Também há quem defenda que os Yoga Sutras são uma criação coletiva de muitos autores.
A autoria é uma preocupação ocidental, pois nossa cultura valoriza a contribuição do indivíduo, que tem implicações legais e financeiras. Mas numa tradição em que tudo é uma manifestação de uma ordem cósmica, a expressão dessa manifestação através de um indivíduo também faz parte dessa ordem. Nesse caso a autoria não é uma preocupação tão importante.
Mais tarde examinei outras traduções dos Yoga Sutras feitas por mestres de Yoga: Iyengar, Swami Satyananda, Swami Satchidananda e T.K.V. Desikachar.
O que há em comum em todas as traduções a que tive acesso é que são bastante diferentes. Concluí que são a expressão da experiência pessoal de cada autor na interpretação dos sutras. Não identifiquei uma tradição de ensinamento de mestre a discípulo que mantivesse uma unidade de pensamento, como se tem em Advaita Vedanta e em outras tradições de ensinamento.
Também examinei trabalhos acadêmicos: Yogasutrabhashyavivarana of Shankara, da Dra. T. S. Rukmani, e The Yoga Sutras of Patañjali, de Edwin Bryant.
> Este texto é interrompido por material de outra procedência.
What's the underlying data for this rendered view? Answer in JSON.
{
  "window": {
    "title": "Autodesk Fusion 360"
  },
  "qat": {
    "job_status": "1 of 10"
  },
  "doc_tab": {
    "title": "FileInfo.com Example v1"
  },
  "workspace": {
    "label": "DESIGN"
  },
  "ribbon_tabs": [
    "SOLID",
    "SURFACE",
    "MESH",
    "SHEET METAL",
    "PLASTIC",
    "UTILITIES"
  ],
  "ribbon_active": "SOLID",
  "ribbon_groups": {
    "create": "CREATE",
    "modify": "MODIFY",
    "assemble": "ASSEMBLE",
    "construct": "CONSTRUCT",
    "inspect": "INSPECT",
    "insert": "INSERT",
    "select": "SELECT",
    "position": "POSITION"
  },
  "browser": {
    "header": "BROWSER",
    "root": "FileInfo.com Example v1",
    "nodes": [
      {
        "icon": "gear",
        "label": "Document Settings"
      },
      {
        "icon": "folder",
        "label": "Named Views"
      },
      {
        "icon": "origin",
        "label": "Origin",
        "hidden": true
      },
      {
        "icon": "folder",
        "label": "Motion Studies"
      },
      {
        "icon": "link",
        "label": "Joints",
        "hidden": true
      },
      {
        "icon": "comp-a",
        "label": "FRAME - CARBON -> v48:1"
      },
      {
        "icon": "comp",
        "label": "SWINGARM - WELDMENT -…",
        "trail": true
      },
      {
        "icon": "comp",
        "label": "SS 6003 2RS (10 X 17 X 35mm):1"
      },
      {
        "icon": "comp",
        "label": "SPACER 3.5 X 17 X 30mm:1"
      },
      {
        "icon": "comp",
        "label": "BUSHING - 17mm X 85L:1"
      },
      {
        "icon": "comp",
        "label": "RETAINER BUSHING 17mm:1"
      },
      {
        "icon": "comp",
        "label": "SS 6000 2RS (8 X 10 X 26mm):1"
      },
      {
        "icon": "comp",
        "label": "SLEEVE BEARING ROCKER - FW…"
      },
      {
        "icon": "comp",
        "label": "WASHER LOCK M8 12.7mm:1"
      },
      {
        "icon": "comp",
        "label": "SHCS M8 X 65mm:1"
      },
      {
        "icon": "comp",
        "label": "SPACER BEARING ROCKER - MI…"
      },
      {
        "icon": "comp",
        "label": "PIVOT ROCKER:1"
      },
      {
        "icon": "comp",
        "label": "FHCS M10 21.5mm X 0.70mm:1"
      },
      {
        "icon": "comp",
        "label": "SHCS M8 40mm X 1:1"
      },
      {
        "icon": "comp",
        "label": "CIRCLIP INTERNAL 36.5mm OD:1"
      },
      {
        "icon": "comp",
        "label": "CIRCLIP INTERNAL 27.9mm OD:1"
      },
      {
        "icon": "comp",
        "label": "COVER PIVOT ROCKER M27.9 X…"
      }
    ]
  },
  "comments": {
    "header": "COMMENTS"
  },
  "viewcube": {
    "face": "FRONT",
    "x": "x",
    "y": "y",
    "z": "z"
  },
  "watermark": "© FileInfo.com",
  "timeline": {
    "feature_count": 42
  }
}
Os sutras são uma maneira peculiar de transmissão de ensinamento da cultura indiana. Usam um mínimo de palavras para transmitir uma mensagem e facilitar sua memorização. Para seu entendimento completo é necessário acrescentar outras palavras.
Por isso não se prestam ao estudo individual. Woods os chama de regras mnemônicas. Bryant diz que são como os bullet points que um palestrante utiliza para guiá-lo numa apresentação.
Portanto, para o entendimento dos Yoga Sutras é necessária uma interpretação.
Para muitos, os Yoga Sutras seriam uma expressão do Sankhya, uma tradição ateísta dentro do hinduísmo. Provavelmente por causa dos comentários de Vyasa, que seguiram essa tradição e serviram de base para os comentários posteriores.
Não vejo assim, pois há muitas referências a Ishvara (Aquele que governa). Portanto, uma tradução dos Yoga Sutras à luz de Vedanta me parece bem-vinda.
Estudei Advaita Vedanta com Gloria Arieira por 35 anos, desde que ela começou a ensinar, em 1979, após cinco anos de estudo intenso e dedicação total na Índia. Sou testemunha de seu empenho em viver uma vida de yoga. Optou por levar uma vida dentro da sociedade, com seus problemas e ensinamentos. Criou e educou três filhos. Escolheu não levar uma vida de renunciante, como muitos de seus colegas de ashram escolheram, mas todos que conheci têm enorme respeito por ela.
Portanto Gloria Arieira, pelo seu conhecimento profundo de Advaita Vedanta e sânscrito e pela sua experiência de levar uma vida de yoga, é a pessoa certa para nos apresentar essa tradução dos Yoga Sutras de Patañjali à luz de Vedanta.